2024 book by Jordan Peterson

We Who Wrestle with God: Perceptions of the Divine is a 2024 book by Jordan Peterson that analyses the Bible and biblical narrative psychology and their relationship to philosophical thought with a focus on archetypal symbols, existential psychology, and religious psychology.

== Content ==
With inspiration from his Biblical lectures series and his 1999 book Maps of Meaning, Peterson wrote We Who Wrestle with God to explore the psychological themes within the Bible, mostly focusing on the Old Testament. He reflects upon themes including creation, logos, suffering, transcendence, transformation.
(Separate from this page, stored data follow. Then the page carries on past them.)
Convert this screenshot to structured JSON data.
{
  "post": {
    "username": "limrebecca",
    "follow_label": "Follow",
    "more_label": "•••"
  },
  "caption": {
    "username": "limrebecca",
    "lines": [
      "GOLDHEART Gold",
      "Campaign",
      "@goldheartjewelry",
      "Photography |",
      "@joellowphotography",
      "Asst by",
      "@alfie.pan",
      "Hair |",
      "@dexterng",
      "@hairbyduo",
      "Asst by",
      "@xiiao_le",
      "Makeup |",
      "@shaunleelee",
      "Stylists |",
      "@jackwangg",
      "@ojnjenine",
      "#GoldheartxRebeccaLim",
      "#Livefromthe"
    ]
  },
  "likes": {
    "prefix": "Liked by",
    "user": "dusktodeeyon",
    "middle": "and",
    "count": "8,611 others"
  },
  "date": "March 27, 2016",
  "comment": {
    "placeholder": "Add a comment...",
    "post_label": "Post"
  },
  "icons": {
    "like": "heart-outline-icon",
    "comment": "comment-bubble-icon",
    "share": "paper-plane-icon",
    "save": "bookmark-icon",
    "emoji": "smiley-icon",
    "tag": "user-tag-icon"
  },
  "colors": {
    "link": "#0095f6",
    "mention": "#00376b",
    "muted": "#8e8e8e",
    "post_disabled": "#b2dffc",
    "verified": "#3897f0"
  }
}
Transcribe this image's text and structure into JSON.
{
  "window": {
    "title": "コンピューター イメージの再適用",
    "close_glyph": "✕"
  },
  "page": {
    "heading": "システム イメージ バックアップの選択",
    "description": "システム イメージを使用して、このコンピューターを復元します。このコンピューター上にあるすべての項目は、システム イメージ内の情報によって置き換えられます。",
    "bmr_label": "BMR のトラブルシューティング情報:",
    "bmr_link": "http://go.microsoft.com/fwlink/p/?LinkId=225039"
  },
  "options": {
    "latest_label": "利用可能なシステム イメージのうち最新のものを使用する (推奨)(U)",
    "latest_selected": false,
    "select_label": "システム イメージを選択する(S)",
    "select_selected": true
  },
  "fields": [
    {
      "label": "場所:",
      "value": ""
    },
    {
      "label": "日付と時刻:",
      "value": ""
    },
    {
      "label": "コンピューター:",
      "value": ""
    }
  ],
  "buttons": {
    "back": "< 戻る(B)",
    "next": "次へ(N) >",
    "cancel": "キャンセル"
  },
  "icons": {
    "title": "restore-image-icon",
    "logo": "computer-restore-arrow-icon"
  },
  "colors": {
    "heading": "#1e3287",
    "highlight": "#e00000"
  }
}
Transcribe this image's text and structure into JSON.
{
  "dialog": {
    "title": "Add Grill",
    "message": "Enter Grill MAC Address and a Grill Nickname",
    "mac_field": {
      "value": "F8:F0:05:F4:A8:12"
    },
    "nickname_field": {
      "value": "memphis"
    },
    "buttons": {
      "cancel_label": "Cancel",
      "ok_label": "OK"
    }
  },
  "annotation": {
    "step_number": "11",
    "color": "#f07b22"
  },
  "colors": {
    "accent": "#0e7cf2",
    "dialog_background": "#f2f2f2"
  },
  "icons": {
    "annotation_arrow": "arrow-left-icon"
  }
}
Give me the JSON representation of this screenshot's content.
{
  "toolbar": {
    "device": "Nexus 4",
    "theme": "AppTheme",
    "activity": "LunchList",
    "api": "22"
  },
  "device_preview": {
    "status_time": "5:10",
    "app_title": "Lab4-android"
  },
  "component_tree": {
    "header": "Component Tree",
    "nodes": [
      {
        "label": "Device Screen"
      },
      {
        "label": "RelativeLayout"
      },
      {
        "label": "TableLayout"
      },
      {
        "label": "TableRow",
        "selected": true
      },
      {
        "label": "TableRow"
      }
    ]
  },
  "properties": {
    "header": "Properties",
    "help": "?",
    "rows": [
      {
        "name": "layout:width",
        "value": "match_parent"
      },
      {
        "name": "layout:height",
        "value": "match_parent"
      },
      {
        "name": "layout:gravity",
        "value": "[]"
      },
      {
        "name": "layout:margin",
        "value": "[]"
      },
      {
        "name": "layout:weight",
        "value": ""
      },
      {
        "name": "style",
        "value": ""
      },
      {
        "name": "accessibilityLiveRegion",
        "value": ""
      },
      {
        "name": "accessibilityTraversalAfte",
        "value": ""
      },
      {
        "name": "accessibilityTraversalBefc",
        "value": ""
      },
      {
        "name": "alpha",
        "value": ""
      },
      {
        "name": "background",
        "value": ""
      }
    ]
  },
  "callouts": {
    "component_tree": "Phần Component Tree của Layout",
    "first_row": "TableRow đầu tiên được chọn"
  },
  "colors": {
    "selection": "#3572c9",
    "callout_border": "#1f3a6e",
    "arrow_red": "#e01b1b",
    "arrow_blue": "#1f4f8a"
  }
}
Foremost of his ideas and interpretations in his lectures and as appears in We Who Wrestle with God is an axiological or teleological interpretation of God as practically serving as what people value most, inspired partly by Carl Jung's ideas, and psychologically regulating "principle" which resembles "goal setting" in psychotherapeutic interventions and "moral contemplation" in theological traditions. Within it there are references to Gnosticism and catholic mysticism which highlight parallels to the tradition of Christian mysticism. As is suggested by the subtitle "perceptions of the divine," the author, while exploring the Old Testament books sequentially, also offers the idea that the symbolic element of the Biblical narrative encodes at an unconscious level which determined how western society developed its attention patterns.

== Reception ==
The book saw varying responses. Christianity Today said of the text that "Peterson is lingering just outside the church, theologically lukewarm, secure in his insecurity." while The Guardian found it repetitive.